Só a produção de cobre totalizou 102,3 mil toneladas, alta de + 13% na comparação anual, impulsionada pela produção recorde nas minas de Salobo e Sossego, assim como o desempenho sólido das minas polimetálicas de Voisey’s Bay. É o melhor resultado desde o primeiro trimestre de 2017.
Quanto ao níquel, a Vale produziu 49,3 mil toneladas no 1T26, crescimento de +12% na comparação anual, ao contar com a operação do 2º forno de Onça Puma durante todo o trimestre. Foi o melhor desempenho desde 2020.
Em termos de vendas, a empresa negociou 91,2 mil toneladas de cobre pagável no 1T26, incremento de 9,3 mil toneladas na base anual, diante de recorde produtivo.

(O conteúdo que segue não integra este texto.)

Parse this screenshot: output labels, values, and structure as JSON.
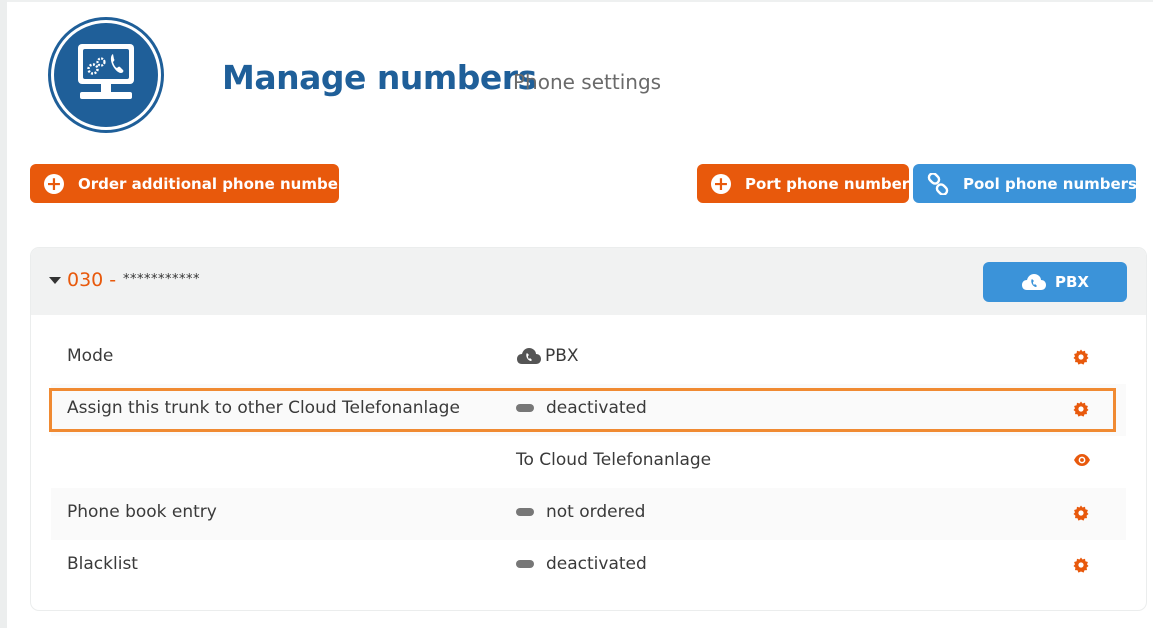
{
  "header": {
    "title": "Manage numbers",
    "subtitle": "Phone settings",
    "logo_icon": "computer-phone-icon"
  },
  "actions": {
    "order_label": "Order additional phone numbers",
    "port_label": "Port phone number",
    "pool_label": "Pool phone numbers"
  },
  "number": {
    "prefix": "030 -",
    "masked": "***********",
    "mode_button": "PBX"
  },
  "rows": [
    {
      "label": "Mode",
      "value": "PBX",
      "value_icon": "cloud-phone-icon",
      "action_icon": "gear-icon"
    },
    {
      "label": "Assign this trunk to other Cloud Telefonanlage",
      "value": "deactivated",
      "value_icon": "toggle-off-icon",
      "action_icon": "gear-icon"
    },
    {
      "label": "",
      "value": "To Cloud Telefonanlage",
      "value_icon": "",
      "action_icon": "eye-icon"
    },
    {
      "label": "Phone book entry",
      "value": "not ordered",
      "value_icon": "toggle-off-icon",
      "action_icon": "gear-icon"
    },
    {
      "label": "Blacklist",
      "value": "deactivated",
      "value_icon": "toggle-off-icon",
      "action_icon": "gear-icon"
    }
  ],
  "colors": {
    "brand_blue": "#1f5f99",
    "accent_orange": "#e8590c",
    "button_blue": "#3b93d9",
    "highlight": "#f08a32"
  }
}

O preço médio realizado ficou em US$ 13.143 por tonelada, cerca de US$ 2.140 por tonelada maior que no final de 2025.
As negociações de níquel somaram 44,8 mil toneladas no 1T26, avanço de 5,9 mil toneladas na base anual. As vendas foram menores que a produção no trimestre devido à formação de estoques para atendimento de vendas comprometidas durante as manutenções planejadas das refinarias no segundo trimestre do ano. O preço médio ficou em US$ 17.015 por tonelada, avanço de US$ 2 mil por tonelada.